年齢層株式の比率債券の比率年齢層株式の比率債券の比率
20–30代75–90%25–10%20代–30代100%0%
40–50代65–7535–2540代85–10010–0
60代45–6555–3550代75–8525–15
70代35–5065–5060代70–8030–20
80歳以上20–4080–6070代40–6060–40
80歳以上30–5070–50
 



 バートン・マルキールのアドバイスは、慎重な人向きだという点、チャールズ・エリスのアドバイスは、株の割合が多く市場変動の影響を受けやすいが、長期的にみてリターンを高める目的で作成されています。2人とも共通して「自分が安心していられる範囲以上のリスクはとるべきではない」としています。

 自分の年齢と性格により、市場リスクの許容範囲は違ってきます。毎年の市場価格が気にならない人、とくに若い人にチャーリーは、全資産を株式投資することを勧めています。実際チャーリーもそうしてきて、それに満足し、80代の今でもそうしているようです。

自分の決めた投資方法を守り、市場の動きは気にしない

 今後も投資家にとっては驚くことが続き、市場は上下を繰り返します。今ホットな銘柄やベストな成績の投信を追いかけ、下がれば慌てて投げる投資家は、損失を免れないと言われています。長期的に成功するためには、コストを抑え、相場変動に気を取られず、自分で立てた投資方針をしっかり守っていくことです。

まとめ

 「投資の大原則」に書かれている、投資で長期的に成功する4つカギは、「分散投資」「リバランス」「ドル・コスト平均法」「インデックス・ファンド」です。まさに4つの投資の大原則に基づいて長期方針を立て、しっかりと実行すれば、成功は間違えないとし、そのためには忍耐力継続こそが大切だと締めくくられていました。

 他にもとても興味深い内容として、バートン・マルキールは長年にわたり、50代の投資家の分散投資のメドとして、33%が債券33%が米国株17%が米国以外の先進国17%が新興国株という配分比率がいいと提案しています。

 バートン・マルキールの配分比率で毎年リバランスしたポートフォリオと、100%米国株ポートフォリオの成績を比較したものがあり、米国株の失われた10年と言われる期間(2000年〜2010年)でも、米国株100%はほぼ横ばいなのに対して、分散され、リバランスされたものは、リーマンショックがあったにもかかわらず、約2倍になっています。

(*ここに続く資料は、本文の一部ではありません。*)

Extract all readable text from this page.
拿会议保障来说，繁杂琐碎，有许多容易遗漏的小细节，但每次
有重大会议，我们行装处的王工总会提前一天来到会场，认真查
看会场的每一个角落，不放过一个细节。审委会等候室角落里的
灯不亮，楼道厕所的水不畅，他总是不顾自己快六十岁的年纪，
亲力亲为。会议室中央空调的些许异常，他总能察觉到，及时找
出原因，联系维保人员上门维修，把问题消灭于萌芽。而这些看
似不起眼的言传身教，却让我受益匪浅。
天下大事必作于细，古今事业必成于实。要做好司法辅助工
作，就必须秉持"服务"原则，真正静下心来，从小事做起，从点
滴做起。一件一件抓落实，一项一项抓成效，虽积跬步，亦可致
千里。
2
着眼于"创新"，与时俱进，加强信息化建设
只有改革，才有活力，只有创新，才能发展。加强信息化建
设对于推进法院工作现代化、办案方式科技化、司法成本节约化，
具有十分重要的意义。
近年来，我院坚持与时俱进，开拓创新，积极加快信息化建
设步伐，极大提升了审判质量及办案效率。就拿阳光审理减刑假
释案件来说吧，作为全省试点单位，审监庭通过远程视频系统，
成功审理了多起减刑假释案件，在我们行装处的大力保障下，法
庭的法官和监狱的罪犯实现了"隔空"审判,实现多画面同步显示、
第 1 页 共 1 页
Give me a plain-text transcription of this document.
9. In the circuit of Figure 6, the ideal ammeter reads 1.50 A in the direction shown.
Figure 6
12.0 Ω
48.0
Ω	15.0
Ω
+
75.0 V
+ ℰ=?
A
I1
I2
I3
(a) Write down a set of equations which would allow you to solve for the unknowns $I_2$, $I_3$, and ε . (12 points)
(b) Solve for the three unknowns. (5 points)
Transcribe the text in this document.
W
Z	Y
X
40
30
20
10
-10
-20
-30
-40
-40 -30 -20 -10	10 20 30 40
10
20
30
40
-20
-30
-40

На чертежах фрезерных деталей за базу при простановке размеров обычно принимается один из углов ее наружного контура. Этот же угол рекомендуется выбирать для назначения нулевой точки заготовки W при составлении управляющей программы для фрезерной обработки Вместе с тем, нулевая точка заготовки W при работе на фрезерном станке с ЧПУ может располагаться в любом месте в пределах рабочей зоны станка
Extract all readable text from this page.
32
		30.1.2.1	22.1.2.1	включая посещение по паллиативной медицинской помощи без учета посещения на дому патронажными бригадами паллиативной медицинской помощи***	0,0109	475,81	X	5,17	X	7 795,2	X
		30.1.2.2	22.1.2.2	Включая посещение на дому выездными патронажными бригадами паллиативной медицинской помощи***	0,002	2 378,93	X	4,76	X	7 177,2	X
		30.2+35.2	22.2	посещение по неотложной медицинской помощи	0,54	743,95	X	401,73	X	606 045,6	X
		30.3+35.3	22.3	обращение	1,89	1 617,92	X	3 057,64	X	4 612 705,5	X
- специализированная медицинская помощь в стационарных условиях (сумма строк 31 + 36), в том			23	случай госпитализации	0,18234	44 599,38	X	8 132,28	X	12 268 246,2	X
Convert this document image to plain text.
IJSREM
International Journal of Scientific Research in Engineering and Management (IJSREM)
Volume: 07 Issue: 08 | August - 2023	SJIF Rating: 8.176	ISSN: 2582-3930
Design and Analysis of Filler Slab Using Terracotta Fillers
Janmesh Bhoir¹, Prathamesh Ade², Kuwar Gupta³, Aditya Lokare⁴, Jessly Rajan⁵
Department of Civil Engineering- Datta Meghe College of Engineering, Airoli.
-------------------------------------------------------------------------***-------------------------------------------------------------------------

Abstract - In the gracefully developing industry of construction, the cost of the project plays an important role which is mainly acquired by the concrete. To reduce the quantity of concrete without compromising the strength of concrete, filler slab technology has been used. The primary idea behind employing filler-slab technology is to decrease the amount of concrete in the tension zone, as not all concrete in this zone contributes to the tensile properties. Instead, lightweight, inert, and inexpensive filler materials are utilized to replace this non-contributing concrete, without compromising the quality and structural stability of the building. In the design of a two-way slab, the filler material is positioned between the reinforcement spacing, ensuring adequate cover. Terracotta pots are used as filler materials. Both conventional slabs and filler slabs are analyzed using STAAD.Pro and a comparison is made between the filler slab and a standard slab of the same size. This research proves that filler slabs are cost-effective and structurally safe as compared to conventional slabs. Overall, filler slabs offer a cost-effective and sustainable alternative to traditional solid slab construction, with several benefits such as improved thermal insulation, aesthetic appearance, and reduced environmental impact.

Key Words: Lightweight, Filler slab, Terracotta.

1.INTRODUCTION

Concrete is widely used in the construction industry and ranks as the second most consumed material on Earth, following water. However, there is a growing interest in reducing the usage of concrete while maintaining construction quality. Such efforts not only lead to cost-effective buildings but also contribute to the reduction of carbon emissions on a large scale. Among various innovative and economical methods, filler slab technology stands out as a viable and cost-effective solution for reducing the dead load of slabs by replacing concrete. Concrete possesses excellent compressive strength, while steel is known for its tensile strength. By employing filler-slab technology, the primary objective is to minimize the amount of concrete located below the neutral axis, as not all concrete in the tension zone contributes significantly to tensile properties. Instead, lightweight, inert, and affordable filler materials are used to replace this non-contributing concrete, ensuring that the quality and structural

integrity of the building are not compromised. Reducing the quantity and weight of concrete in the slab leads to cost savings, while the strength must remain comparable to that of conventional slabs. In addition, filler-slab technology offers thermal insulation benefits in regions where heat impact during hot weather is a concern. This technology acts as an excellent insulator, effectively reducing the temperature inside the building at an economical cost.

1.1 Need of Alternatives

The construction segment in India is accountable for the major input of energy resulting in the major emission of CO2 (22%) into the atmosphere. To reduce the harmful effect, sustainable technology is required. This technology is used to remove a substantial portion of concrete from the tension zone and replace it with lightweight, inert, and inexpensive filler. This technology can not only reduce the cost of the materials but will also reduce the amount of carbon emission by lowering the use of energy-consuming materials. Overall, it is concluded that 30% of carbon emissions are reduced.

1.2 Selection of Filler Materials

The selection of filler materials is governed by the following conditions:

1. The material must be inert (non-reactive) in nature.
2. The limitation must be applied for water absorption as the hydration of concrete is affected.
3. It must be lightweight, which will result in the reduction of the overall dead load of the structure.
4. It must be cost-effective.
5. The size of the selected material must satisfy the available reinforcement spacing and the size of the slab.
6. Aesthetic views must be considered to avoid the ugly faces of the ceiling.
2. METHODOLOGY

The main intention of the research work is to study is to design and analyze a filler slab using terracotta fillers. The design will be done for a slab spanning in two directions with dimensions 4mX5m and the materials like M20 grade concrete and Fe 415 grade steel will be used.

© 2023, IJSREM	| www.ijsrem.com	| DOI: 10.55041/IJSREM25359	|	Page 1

 もちろんリバランスの重要性については議論の余地はありませんが、新興国株の比率が17%(50代)という高さに、新興国株の重要性がうかがえます。人気のオルカンでさえ新興国株の組入比率は10%程度です。

 米ゴールドマン・サックスの予想では2050年の世界経済規模ランキングでは、1位は米国を抑えて中国、3位インド、4位インドネシア、8位にブラジルと新興国が台頭しています。また、三菱総合研究所によると、成長が著しいインドなどのグローバルサウス(新興国)のGDPの合計は、50年かけて米国や中国を上回る見込みです。

 最後になりますが「投資の大原則」は、インデックス投資こそが、数ある投資手法の中で唯一、再現性が高く、誰にでもできる、投資手法であると教えてくれます。そして2人の偉大な投資家の人間性や哲学に触れることで、自分の投資戦略にも影響を与えてくれる良書です。本当にシンプルに書かれているので、これから投資を始めてみたいという方にとっては、ぜひ最初の1冊目としてオススメです。